The frictionless.js package features csv dialect detection (cell separator, escape character, etc.). The detected dialect metadata can then be recorded in a standard json file inside a data package descriptor.

The package can also detect the schema (column types) and record the schema metadata as well in the data package. This schema metadata can be used not only to better describe the data, but to do data validation as well.

It would be nice to have some integration between these tools and the Rainbow CSV VSCode extension. Examples of possible features:

more detailed csv linting (the Frictionless Framework can create detailed reports of each problem it finds in a csv, e.g. duplicated rows, missing fields, wrong data type, etc.
one click generating data packages from a csv with table schema

By the way, the Frictionless Framework is available not only in Javascript, but in Python as well. I'm not sure which of the two would be best suited for using in the VSCode extension.

Answer 1 · 2022-09-10T03:09:45.000Z

Thank you, this is an interesting proposal as well as the whole idea of using "data packages", I think we all may benefit from data standards like this.

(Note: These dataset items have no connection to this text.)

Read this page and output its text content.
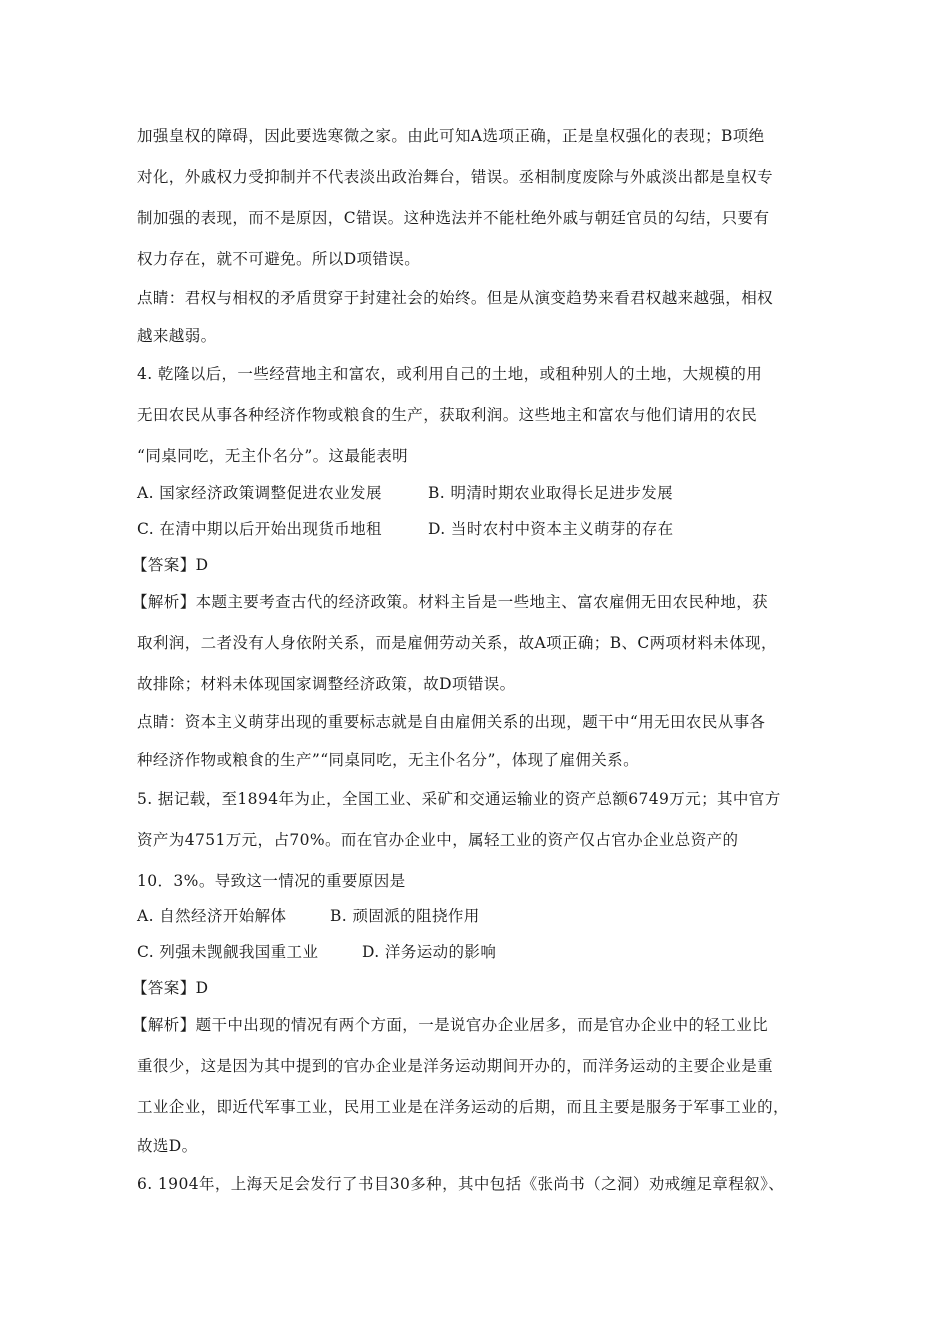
加强皇权的障碍，因此要选寒微之家。由此可知A选项正确，正是皇权强化的表现；B项绝
对化，外戚权力受抑制并不代表淡出政治舞台，错误。丞相制度废除与外戚淡出都是皇权专
制加强的表现，而不是原因，C错误。这种选法并不能杜绝外戚与朝廷官员的勾结，只要有
权力存在，就不可避免。所以D项错误。
点睛：君权与相权的矛盾贯穿于封建社会的始终。但是从演变趋势来看君权越来越强，相权
越来越弱。
4. 乾隆以后，一些经营地主和富农，或利用自己的土地，或租种别人的土地，大规模的用
无田农民从事各种经济作物或粮食的生产，获取利润。这些地主和富农与他们请用的农民
“同桌同吃，无主仆名分”。这最能表明
A. 国家经济政策调整促进农业发展	B. 明清时期农业取得长足进步发展
C. 在清中期以后开始出现货币地租	D. 当时农村中资本主义萌芽的存在
【答案】D
【解析】本题主要考查古代的经济政策。材料主旨是一些地主、富农雇佣无田农民种地，获
取利润，二者没有人身依附关系，而是雇佣劳动关系，故A项正确；B、C两项材料未体现，
故排除；材料未体现国家调整经济政策，故D项错误。
点睛：资本主义萌芽出现的重要标志就是自由雇佣关系的出现，题干中“用无田农民从事各
种经济作物或粮食的生产”“同桌同吃，无主仆名分”，体现了雇佣关系。
5. 据记载，至1894年为止，全国工业、采矿和交通运输业的资产总额6749万元；其中官方
资产为4751万元，占70%。而在官办企业中，属轻工业的资产仅占官办企业总资产的
10．3%。导致这一情况的重要原因是
A. 自然经济开始解体	B. 顽固派的阻挠作用
C. 列强未觊觎我国重工业	D. 洋务运动的影响
【答案】D
【解析】题干中出现的情况有两个方面，一是说官办企业居多，而是官办企业中的轻工业比
重很少，这是因为其中提到的官办企业是洋务运动期间开办的，而洋务运动的主要企业是重
工业企业，即近代军事工业，民用工业是在洋务运动的后期，而且主要是服务于军事工业的，
故选D。
6. 1904年，上海天足会发行了书目30多种，其中包括《张尚书（之洞）劝戒缠足章程叙》、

Saying that I don't think that more detailed csv linting and data package generation is the right direction for the development of Rainbow CSV extension because it significantly increases feature surface area and makes maintenance harder, which is a very important consideration for me. Perhaps it would make sense to implement the functionality you are proposing as a separate data management extension? Another benefit of having it as a new extension would be its ability to support not only csv but xls and other data formats known to the framework.
I will keep the issue open to see what other opinions folks may have about your suggestion.